Thank you reveiwers and readers! This chapter's kinda of short, shortest chapter I've written yet...but chapter seven is much longer! Enjoy!
Chapter Six: Saying Goodbye Is Never Easy
During the weeks that pass by, things go back to normal. Mac and I are able to talk to each other without arguing, and we even go out for lunch a few times. Neither of us brings up Peyton as we talk to each other, and I haven't let my feelings for Mac get in the way of anything. I have my best friend back, and I'm thankful for it.
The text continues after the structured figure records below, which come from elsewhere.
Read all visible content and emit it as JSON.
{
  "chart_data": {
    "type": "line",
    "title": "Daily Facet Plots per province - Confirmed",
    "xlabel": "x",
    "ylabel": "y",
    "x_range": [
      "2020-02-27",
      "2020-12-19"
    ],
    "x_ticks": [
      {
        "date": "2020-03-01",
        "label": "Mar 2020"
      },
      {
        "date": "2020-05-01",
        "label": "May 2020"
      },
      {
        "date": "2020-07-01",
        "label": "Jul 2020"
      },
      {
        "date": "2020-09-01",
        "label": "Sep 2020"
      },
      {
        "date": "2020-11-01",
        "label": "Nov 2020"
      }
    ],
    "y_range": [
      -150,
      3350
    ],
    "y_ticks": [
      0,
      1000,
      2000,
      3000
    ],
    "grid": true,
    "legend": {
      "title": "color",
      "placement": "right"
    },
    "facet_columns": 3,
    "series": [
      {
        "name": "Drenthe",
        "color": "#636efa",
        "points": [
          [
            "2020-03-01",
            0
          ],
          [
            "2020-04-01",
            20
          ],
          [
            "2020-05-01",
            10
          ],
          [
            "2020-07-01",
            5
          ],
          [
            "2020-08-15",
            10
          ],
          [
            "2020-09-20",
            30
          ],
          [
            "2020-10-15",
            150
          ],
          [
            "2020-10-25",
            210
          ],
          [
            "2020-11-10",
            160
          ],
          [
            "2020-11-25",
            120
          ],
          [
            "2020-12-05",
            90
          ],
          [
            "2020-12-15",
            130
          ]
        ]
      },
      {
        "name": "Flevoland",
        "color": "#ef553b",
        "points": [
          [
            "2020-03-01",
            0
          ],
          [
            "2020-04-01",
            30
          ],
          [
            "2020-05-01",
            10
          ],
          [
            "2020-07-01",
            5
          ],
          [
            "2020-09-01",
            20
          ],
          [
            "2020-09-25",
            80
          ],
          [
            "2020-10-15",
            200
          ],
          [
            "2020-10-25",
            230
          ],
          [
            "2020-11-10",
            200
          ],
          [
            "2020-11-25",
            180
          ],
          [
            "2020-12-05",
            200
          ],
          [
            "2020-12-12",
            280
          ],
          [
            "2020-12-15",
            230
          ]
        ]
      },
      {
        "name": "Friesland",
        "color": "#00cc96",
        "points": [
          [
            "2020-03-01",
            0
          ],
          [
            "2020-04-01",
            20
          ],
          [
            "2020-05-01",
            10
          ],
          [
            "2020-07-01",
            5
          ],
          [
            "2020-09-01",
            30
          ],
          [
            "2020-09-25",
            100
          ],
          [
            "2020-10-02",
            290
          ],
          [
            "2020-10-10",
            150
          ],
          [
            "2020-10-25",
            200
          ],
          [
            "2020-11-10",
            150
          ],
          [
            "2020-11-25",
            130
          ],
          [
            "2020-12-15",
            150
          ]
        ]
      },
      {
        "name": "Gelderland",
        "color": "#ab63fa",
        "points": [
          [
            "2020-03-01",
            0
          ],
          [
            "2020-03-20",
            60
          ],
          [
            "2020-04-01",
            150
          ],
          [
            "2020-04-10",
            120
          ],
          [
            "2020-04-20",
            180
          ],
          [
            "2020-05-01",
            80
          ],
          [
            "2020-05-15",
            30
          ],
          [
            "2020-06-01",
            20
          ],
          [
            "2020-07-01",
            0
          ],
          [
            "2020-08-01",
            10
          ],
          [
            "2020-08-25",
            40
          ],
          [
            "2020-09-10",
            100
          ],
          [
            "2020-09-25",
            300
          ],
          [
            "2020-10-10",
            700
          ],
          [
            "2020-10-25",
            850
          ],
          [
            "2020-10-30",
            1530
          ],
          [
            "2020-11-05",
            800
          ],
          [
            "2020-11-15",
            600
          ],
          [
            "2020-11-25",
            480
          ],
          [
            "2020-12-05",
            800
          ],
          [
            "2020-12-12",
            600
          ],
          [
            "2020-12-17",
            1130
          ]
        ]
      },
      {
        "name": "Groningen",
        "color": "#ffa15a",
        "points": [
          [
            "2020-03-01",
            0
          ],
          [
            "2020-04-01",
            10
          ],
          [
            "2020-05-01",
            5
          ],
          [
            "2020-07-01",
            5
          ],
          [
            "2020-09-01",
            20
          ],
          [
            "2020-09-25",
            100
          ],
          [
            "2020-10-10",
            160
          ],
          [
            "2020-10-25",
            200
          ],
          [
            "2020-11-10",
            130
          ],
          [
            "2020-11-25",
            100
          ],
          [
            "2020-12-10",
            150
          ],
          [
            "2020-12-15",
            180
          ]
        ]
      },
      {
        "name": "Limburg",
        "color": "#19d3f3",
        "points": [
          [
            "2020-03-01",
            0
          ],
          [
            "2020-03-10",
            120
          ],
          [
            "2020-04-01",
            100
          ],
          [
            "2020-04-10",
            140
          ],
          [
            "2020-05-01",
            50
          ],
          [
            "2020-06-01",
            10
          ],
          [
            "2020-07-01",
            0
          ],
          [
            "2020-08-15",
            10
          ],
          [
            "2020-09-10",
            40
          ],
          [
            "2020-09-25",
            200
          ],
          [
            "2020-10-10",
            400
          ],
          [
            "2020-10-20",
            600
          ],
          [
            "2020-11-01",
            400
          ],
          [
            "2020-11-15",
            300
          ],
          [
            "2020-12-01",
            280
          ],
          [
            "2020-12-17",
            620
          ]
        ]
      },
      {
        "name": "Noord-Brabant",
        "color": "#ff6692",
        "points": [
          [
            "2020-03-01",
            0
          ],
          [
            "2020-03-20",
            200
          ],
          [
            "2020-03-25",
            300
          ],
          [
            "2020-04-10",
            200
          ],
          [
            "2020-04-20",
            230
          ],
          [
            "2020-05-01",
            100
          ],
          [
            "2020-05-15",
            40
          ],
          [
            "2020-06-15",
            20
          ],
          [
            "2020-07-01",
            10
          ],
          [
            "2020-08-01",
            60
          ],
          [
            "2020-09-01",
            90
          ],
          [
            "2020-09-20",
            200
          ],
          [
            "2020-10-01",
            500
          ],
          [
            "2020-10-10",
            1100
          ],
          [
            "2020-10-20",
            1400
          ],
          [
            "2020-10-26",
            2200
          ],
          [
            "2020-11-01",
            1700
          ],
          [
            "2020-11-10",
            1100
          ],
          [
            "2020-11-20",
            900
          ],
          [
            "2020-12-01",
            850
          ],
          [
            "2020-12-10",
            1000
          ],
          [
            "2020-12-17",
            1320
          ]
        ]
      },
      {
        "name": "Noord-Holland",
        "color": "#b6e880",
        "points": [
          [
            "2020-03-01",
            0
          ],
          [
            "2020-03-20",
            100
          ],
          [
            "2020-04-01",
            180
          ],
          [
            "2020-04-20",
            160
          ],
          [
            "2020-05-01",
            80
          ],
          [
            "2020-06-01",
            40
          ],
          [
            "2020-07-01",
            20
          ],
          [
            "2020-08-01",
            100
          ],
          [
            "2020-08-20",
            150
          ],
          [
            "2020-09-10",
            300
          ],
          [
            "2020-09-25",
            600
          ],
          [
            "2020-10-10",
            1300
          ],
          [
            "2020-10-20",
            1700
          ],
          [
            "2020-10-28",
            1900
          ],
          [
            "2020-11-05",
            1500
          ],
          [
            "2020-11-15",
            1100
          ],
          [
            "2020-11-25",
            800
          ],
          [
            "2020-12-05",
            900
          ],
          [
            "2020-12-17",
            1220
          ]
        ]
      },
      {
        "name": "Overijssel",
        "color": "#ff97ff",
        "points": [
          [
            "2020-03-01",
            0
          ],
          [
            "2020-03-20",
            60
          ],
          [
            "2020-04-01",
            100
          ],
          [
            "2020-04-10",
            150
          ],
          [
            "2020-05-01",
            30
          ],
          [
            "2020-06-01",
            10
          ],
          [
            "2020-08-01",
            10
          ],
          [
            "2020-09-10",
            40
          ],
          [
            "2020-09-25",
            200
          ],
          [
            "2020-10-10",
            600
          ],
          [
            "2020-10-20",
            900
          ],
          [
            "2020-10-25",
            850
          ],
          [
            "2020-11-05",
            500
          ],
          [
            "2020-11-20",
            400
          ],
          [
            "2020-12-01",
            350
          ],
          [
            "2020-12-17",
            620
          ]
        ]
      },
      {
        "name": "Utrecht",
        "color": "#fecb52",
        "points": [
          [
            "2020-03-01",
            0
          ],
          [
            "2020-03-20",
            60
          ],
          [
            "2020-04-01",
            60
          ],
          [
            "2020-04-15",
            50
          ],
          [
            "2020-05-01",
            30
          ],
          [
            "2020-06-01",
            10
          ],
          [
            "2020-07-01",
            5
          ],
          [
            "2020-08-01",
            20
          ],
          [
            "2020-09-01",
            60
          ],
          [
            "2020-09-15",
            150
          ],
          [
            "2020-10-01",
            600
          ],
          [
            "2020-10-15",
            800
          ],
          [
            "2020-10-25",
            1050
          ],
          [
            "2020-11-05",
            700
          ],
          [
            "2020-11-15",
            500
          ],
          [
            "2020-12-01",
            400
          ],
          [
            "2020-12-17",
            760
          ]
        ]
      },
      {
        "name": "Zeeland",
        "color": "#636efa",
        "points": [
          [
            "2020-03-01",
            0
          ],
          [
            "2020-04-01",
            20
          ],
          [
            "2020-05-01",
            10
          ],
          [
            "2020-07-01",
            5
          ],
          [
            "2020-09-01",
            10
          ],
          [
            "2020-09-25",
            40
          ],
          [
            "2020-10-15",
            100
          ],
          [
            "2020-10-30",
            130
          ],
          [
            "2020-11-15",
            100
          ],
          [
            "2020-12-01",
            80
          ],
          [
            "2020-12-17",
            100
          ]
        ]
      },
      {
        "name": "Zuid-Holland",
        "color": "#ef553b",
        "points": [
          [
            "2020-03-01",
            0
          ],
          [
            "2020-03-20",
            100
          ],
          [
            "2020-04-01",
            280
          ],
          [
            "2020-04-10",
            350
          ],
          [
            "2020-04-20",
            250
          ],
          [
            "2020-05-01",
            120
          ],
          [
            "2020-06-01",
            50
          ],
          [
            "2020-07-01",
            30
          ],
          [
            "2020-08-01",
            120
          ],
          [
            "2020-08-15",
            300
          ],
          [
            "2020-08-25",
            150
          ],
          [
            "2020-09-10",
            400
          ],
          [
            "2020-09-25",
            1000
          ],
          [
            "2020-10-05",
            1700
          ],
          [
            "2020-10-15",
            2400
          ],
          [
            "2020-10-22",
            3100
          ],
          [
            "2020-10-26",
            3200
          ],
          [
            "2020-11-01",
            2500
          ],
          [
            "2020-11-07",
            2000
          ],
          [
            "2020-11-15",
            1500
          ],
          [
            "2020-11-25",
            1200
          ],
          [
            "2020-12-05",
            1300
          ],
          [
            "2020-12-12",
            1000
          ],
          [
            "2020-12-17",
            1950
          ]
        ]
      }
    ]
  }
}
It's nearly Thanksgiving when I figure out Mac will be going to spend the holidays with Peyton in London. I'm okay with that, Mac says plans have changed and he wouldn't be going to London during Christmas. Instead, he was going to spend Christmas with me, just like we always do. I guess I should get rid of those letters now, I'm not angry with Mac or Peyton anymore. And Mac's not angry with me, because he had replied back to the letter I had sent a while ago.
Dear Stella,
We will always be friends; nothing in the world could ever change that. And I'm glad you're being truthful, you say that you love me. I don't want to upset you, but I must be truthful to you. I love that you're my best friend, but to love you as you love me, I couldn't do. Please, Stella, understand what I'm trying to say.
Your friend,
Mac
It made me cry when I read that. But he replied back, and I now know that no matter what happens, we'll always be friends.
Today's Tuesday, two days before Thanksgiving, and Mac is departing New York. He asks if I want to come to the airport with him, and surely enough, I say yes. Since I wasn't accompanying him on his trip, I had to say goodbye to him before he reached security. Saying goodbye is never easy.
"I have a good trip, Mac."
He nods. "I promise to write to you."
"And I promise to write back."
He seems to have a hard time saying goodbye as well, because he is quiet for a while before he finally says, "Goodbye, Stella. I'll see you on Monday."
I nod. "Monday. Goodbye, Mac." And as he finally turns to walk away, I say to myself, "I'm already missing you."